The Center will remain in existence until October 14, 2026, after which there's no reason why it shouldn't be renewed. The Delft Centre has been in existence for some sixty years.

We imagine that this convention will open many doors for you...

Yes, the international recognition and visibility provided by Unesco is something very powerful which will enable us to take a step forward. Our aim is to play a significant role in the network of Unesco Centers and Chairs, what we call the "Unesco water family". This gives us the capacity to interact with all the other Centers, in Delft in the Netherlands, Lodz in Poland, Dundee in Scotland, the United States and Japan. This openness will strengthen our networks and open up opportunities for student exchanges and scientific visits.

With the South too?

Unesco has a very strong impact in the South, where it helps to structure scientific communities through international programs.
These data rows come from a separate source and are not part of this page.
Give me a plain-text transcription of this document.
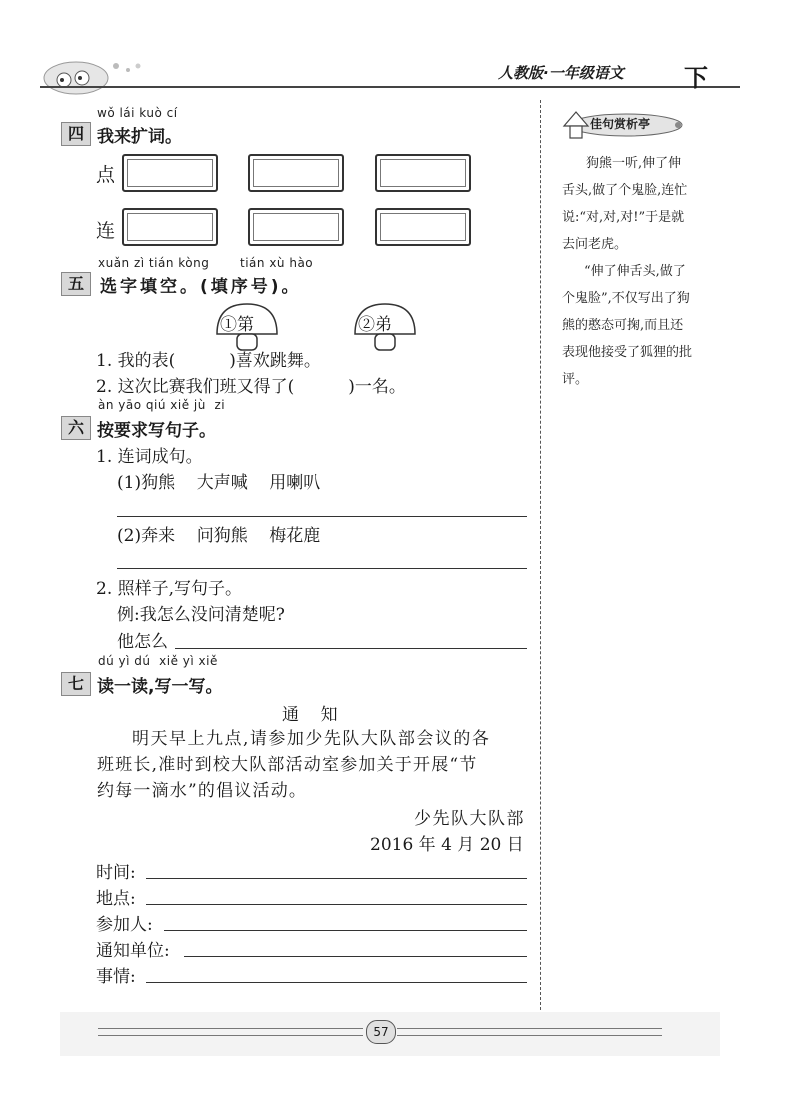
人教版·一年级语文	下
wǒ lái kuò cí
四 我来扩词。
点
连
xuǎn zì tián kòng	tián xù hào
五 选字填空。(填序号)。
①第	②弟
1. 我的表(          )喜欢跳舞。
2. 这次比赛我们班又得了(          )一名。
àn yāo qiú xiě jù  zi
六 按要求写句子。
1. 连词成句。
(1)狗熊    大声喊    用喇叭
(2)奔来    问狗熊    梅花鹿
2. 照样子,写句子。
例:我怎么没问清楚呢?
他怎么
dú yì dú  xiě yì xiě
七 读一读,写一写。
通    知
明天早上九点,请参加少先队大队部会议的各
班班长,准时到校大队部活动室参加关于开展“节
约每一滴水”的倡议活动。
少先队大队部
2016 年 4 月 20 日
时间:
地点:
参加人:
通知单位:
事情:
佳句赏析亭
狗熊一听,伸了伸
舌头,做了个鬼脸,连忙
说:“对,对,对!”于是就
去问老虎。
“伸了伸舌头,做了
个鬼脸”,不仅写出了狗
熊的憨态可掬,而且还
表现他接受了狐狸的批
评。
57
We already have highly structured and often long-standing IRD and CIRAD networks, and here again, Unesco is going to offer us facilities to develop these networks. All the more so as several of us are heavily involved in UNESCO's major programs, in particular the Intergovernmental Hydrological Program (IHP).
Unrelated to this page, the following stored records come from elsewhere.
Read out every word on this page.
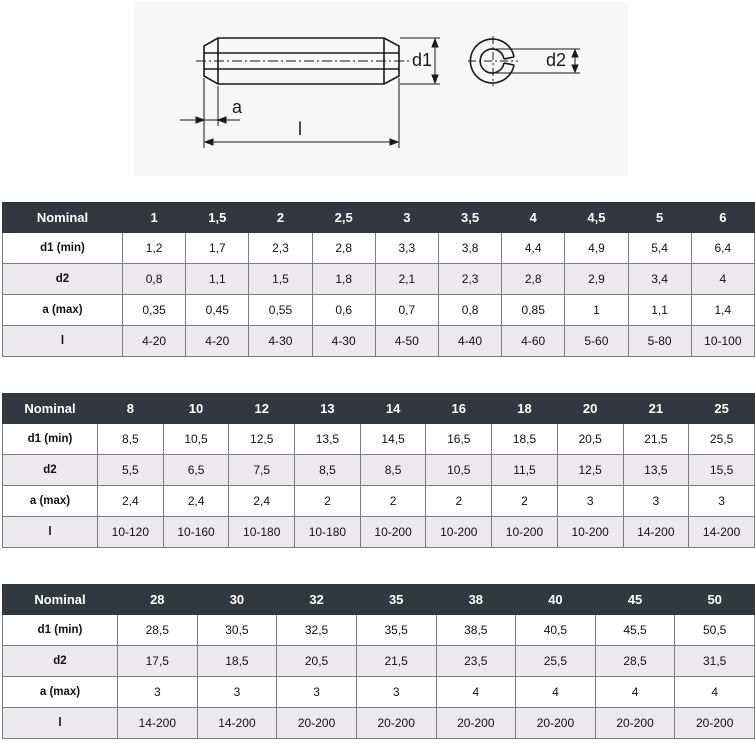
d1
a
l
d2
Nominal	1	1,5	2	2,5	3	3,5	4	4,5	5	6
d1 (min)	1,2	1,7	2,3	2,8	3,3	3,8	4,4	4,9	5,4	6,4
d2	0,8	1,1	1,5	1,8	2,1	2,3	2,8	2,9	3,4	4
a (max)	0,35	0,45	0,55	0,6	0,7	0,8	0,85	1	1,1	1,4
l	4-20	4-20	4-30	4-30	4-50	4-40	4-60	5-60	5-80	10-100
Nominal	8	10	12	13	14	16	18	20	21	25
d1 (min)	8,5	10,5	12,5	13,5	14,5	16,5	18,5	20,5	21,5	25,5
d2	5,5	6,5	7,5	8,5	8,5	10,5	11,5	12,5	13,5	15,5
a (max)	2,4	2,4	2,4	2	2	2	2	3	3	3
l	10-120	10-160	10-180	10-180	10-200	10-200	10-200	10-200	14-200	14-200
Nominal	28	30	32	35	38	40	45	50
d1 (min)	28,5	30,5	32,5	35,5	38,5	40,5	45,5	50,5
d2	17,5	18,5	20,5	21,5	23,5	25,5	28,5	31,5
a (max)	3	3	3	3	4	4	4	4
l	14-200	14-200	20-200	20-200	20-200	20-200	20-200	20-200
In terms of training, what will the Center bring?

Training is a very important issue for Unesco. So the idea, as far as we're concerned, is not to create additional training courses, but to promote the Montpellier site's courses of excellence to make them even more attractive than they already are, whether it's the Master Eau,Polytech/STE, Isntitut Agro - MontpellierSupagro, AgroParisTech,École des Mines d'Alès....In particular, by opening them up even more to students from developing countries.

And what about financial support from Unesco?

Unesco's funding capacity is limited, but it's probably easier to get funding as a Unesco Center. It's not the same thing, for example, to go and see the big national and international foundations as "just" the director of IM2E as it is as the director of a large Unesco Centre. For us, this should make a big difference.